Oké, zei Johan op een gegeven moment, vlak voor de jaarwisseling in 1987, kom volgende week maar langs in De Meer. ‘Dan heb ik wel even tijd voor je.’
Slapen deed ik slecht die dagen. De afspraak stond gepland voor na de lunch, op maandag 4 januari 1988. Mobiele telefoons waren er niet. Internet? Nooit van gehoord.
Het nieuws reisde destijds aanzienlijk langzamer dan tegenwoordig. Dus toen we ons maandagmiddag nietsvermoedend meldden bij het oude stadion – fotograaf George Verberne en ik – kregen we doodleuk te horen dat de heer Cruijff een paar uur eerder ontslag had genomen… Huh? Pas later zagen we de foto’s, hoe Cruijff het pand verliet met een arm om de schouders van zoon Jordi. Ik keek Verberne aan en zei eigenlijk meteen: ‘dan zit er dus maar één ding op. We gaan naar zijn huis in Vinkeveen. Hebben we een afspraak, of hebben we een afspraak? Nou dan.’ Verberne vond het een goed plan, maar gaf me weinig kans van slagen.
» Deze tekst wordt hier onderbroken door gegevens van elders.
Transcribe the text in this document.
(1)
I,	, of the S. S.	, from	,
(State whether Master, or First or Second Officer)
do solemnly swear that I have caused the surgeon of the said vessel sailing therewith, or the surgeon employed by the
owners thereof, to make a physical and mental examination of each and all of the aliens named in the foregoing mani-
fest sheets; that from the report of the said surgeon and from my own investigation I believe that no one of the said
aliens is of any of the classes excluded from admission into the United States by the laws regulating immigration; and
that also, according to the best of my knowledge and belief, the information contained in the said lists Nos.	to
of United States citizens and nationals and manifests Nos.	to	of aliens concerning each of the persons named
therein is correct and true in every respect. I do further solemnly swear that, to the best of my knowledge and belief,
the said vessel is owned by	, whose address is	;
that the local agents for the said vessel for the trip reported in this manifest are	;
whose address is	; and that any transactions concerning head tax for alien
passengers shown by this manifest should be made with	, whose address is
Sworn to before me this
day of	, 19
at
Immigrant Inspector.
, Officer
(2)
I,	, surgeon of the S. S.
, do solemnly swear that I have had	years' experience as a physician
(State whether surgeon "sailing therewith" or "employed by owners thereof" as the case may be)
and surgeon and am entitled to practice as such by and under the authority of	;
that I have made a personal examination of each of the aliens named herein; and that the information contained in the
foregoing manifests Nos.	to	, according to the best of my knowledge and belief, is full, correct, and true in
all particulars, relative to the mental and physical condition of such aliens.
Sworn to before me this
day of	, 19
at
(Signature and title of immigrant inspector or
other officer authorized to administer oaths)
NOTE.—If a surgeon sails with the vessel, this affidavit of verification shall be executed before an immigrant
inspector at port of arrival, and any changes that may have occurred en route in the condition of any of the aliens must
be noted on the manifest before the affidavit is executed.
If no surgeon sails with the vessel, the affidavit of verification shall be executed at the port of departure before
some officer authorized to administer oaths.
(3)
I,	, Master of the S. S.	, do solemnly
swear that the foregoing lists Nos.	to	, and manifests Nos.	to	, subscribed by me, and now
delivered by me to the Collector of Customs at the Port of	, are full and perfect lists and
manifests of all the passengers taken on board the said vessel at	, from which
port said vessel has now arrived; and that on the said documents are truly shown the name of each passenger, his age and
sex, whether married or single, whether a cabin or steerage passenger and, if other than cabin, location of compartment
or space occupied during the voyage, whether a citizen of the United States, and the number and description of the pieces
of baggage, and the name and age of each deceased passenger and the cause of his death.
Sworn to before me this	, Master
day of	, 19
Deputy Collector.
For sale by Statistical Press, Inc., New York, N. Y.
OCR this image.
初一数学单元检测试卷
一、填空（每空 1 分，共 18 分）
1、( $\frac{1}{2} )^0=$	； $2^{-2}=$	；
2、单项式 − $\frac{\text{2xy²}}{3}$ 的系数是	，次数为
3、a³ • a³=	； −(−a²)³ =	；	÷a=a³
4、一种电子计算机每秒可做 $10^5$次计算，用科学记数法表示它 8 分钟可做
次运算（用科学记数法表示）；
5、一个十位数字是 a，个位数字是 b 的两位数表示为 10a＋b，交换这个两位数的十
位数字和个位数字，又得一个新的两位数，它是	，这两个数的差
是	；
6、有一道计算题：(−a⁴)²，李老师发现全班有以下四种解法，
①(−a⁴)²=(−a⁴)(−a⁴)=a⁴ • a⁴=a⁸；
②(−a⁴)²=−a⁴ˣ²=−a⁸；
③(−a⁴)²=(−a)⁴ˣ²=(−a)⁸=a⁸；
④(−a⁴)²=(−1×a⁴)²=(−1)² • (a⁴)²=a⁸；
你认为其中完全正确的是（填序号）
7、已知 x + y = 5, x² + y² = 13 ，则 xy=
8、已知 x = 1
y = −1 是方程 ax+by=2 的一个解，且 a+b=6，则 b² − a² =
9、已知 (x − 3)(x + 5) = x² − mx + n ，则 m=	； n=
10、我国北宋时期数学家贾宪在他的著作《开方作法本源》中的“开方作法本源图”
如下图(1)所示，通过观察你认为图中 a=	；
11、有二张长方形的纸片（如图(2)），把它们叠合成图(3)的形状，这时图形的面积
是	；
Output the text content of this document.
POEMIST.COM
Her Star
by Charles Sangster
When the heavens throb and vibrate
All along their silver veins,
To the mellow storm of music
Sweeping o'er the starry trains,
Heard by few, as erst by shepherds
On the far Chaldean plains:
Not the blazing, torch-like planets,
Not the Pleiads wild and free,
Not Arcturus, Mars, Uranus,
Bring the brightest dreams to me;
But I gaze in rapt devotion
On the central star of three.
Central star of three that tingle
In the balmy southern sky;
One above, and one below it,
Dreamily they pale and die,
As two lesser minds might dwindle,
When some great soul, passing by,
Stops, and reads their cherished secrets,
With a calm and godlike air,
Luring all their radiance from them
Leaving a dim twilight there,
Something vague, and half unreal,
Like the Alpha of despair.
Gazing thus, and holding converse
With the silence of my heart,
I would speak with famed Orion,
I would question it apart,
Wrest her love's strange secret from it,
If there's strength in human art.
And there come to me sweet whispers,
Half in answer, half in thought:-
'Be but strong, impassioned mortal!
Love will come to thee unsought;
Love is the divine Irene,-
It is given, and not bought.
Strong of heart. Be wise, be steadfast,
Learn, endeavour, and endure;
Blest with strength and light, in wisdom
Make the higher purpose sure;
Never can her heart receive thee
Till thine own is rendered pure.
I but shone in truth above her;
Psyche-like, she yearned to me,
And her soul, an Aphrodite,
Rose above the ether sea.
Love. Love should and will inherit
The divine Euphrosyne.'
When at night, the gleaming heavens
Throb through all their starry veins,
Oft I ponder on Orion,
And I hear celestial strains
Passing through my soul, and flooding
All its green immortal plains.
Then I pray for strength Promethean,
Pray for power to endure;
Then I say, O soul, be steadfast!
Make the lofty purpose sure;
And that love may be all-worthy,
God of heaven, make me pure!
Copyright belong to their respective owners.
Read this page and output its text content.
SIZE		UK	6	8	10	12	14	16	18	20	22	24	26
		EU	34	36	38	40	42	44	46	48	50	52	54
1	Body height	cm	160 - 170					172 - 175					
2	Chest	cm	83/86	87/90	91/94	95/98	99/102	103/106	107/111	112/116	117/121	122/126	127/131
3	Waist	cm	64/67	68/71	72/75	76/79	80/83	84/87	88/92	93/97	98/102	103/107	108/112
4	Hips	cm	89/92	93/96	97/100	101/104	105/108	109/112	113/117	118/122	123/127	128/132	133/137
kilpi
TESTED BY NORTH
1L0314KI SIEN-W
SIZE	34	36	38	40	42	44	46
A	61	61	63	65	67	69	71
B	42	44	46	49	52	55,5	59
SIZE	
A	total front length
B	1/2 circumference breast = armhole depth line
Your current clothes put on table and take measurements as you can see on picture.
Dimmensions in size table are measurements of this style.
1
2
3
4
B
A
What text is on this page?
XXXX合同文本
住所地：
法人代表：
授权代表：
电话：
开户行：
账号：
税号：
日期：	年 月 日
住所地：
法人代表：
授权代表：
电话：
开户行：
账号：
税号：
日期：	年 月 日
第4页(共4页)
Als ik aanbel bij de poort van de luxe villa in Vinkeveen, klinkt een vriendelijke vrouwenstem uit de intercom - heel modern in die tijd.
‘Ja, hallo, wie is daar?’
‘Dag mevrouw, ik ben op zoek naar meneer Cruijff.’
‘Die is er niet.’
Mevrouw Cruijff!
‘Ja maar, ziet u, het zit zo, we hadden eigenlijk een afspraak met hem vanmiddag, begrijpt u?’
Mevrouw Cruijff smelt langzaam als ik haar het hele verhaal vertel.
‘Een ogenblikje alstublieft.’
Na tien minuten zwaait de gietijzeren poort open, lopen we naar binnen en worden we bij de voordeur verwelkomt door Johan Cruijff.
‘Hé gozer,’ zegt-ie
Ja, natuurlijk kan hij zich onze afspraak nog herinneren. Maar nee, onder deze omstandigheden kan een uitgebreid vraaggesprek helaas niet doorgaan. Daar kunnen we toch wel begrip voor opbrengen, vraagt-ie.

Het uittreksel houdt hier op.